The following article is a preview of a longer article coming soon by Bill Hern of Football’s Black Pioneers fame.
Bill and David Gleave’s fantastic book, tells the story of the first black player at every single league club and the tales are fascinating. So much so, and inspiring us to be able to look forward to the day a similar book on Asians is published, we spoke to Bill on Episode 13 of our podcast to pick his brains. And one of the things that fell out was the story of the first ever Asian to play football professionally, way back in 1898. Ladies and gentleman, I present to you, Mr John Cother:
Arthur Wharton is famous as the first ever black professional footballer. He was born in what is now Ghana, both his parents were of mixed heritage.
The identity of the first ever professional footballer of Indian heritage is much less well known yet he played for Watford only three years after Wharton made his First Division debut with Sheffield United in 1895. Indeed, records show that Jack was playing professionally for Watford St Marys as early as October 1897.
That man was John Cother – known as Jack or, less respectfully, Darkie. Jack’s father was Indian, born in Bombay. What is more, Jack’s brother Edwin very soon followed him into the professional ranks.
Thus, Jack and Edwin Cother were almost certainly the second and third non-white professional footballers in England.
John senior married a white lady and at the time of the 1891 census the family of four were living at 14, Ballards Buildings in Watford. Even though younger brother Edwin was only 14 years old both he and Jack were working as general labourers. Living conditions in Ballards Buildings were horrific. In short, life was tough for the Cother family.
Jack and Edward signed for Watford, then in the Southern League. Jack was the first to make his debut on 14th September 1898 in a 15-0 home win against Wycombe Wanderers. Ten days later Edwin made his bow, a 1-0 home victory over Chesham in the FA Cup.
Jack went on to have far the more impressive career making over 130 appearances for Watford. He was a tough tackling full-back who even managed to contribute three goals during his six-year career with the club.
Edwin played only eight games in the 1898/99 season.
The brothers were often in trouble with the law, primarily for drinking and gambling offences. Without wishing to excuse their behaviour, they had a very tough upbringing and this may have had an effect on them for the rest of their lives. Jack even spent time with his three-year-old son in the Watford Workhouse in 1911.
Both Edwin and Jack enlisted to fight in World War 1. Edwin was amongst the first of the volunteers and served in France before being medically discharged in January 1918. The fact that he was promoted to Lance Corporal suggests military life had a positive impact on his life and behaviour.
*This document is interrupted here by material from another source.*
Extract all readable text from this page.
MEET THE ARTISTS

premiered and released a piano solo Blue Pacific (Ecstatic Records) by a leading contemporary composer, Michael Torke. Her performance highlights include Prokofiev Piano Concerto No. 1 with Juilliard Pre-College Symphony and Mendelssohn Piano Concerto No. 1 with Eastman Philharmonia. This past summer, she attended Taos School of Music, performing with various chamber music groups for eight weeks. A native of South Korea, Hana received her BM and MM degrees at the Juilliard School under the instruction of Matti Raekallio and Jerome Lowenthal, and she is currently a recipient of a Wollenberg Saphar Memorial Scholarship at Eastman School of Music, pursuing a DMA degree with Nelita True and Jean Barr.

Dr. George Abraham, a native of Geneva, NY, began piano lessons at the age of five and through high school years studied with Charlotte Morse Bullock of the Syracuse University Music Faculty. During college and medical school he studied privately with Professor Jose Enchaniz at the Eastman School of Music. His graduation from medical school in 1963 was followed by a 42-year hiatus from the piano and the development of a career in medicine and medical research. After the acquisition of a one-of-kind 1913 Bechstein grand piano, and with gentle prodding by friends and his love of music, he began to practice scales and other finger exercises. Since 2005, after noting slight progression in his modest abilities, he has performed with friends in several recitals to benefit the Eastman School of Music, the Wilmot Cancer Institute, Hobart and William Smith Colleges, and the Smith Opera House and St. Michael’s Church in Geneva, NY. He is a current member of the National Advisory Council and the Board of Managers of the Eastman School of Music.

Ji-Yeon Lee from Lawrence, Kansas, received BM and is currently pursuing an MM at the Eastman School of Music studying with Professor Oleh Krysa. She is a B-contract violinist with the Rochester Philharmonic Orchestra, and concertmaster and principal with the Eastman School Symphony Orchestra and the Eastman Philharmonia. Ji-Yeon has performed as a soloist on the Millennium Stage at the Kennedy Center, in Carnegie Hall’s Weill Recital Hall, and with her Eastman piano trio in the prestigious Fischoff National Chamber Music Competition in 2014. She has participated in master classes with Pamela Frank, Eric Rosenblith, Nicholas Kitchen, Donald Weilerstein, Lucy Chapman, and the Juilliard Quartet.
Jack worked as a labourer for Watford Council and sold programmes outside of Vicarage Road. He died on 2nd December 1946 aged approximately 73 – his precise date of birth is unknown. He is buried in Vicarage Road Cemetery.
Edwin also fell on hard times. He worked as a labourer and lived in modest surroundings in a boarding house as his wife had died. Tragedy struck in February 1943 when his youngest son was killed in action in North Africa during World War 2 – he was only 20-years-old.
Due to his behaviour Edwin had long been estranged from his family when he died in St Albans in 1961. He was buried in a pauper’s grave.
More needs to be done to carry out further research into the life of the Cother brothers and ensure that the memory and achievements of the first Indian heritage professional footballers are commemorated in a similar manner to those of Arthur Wharton.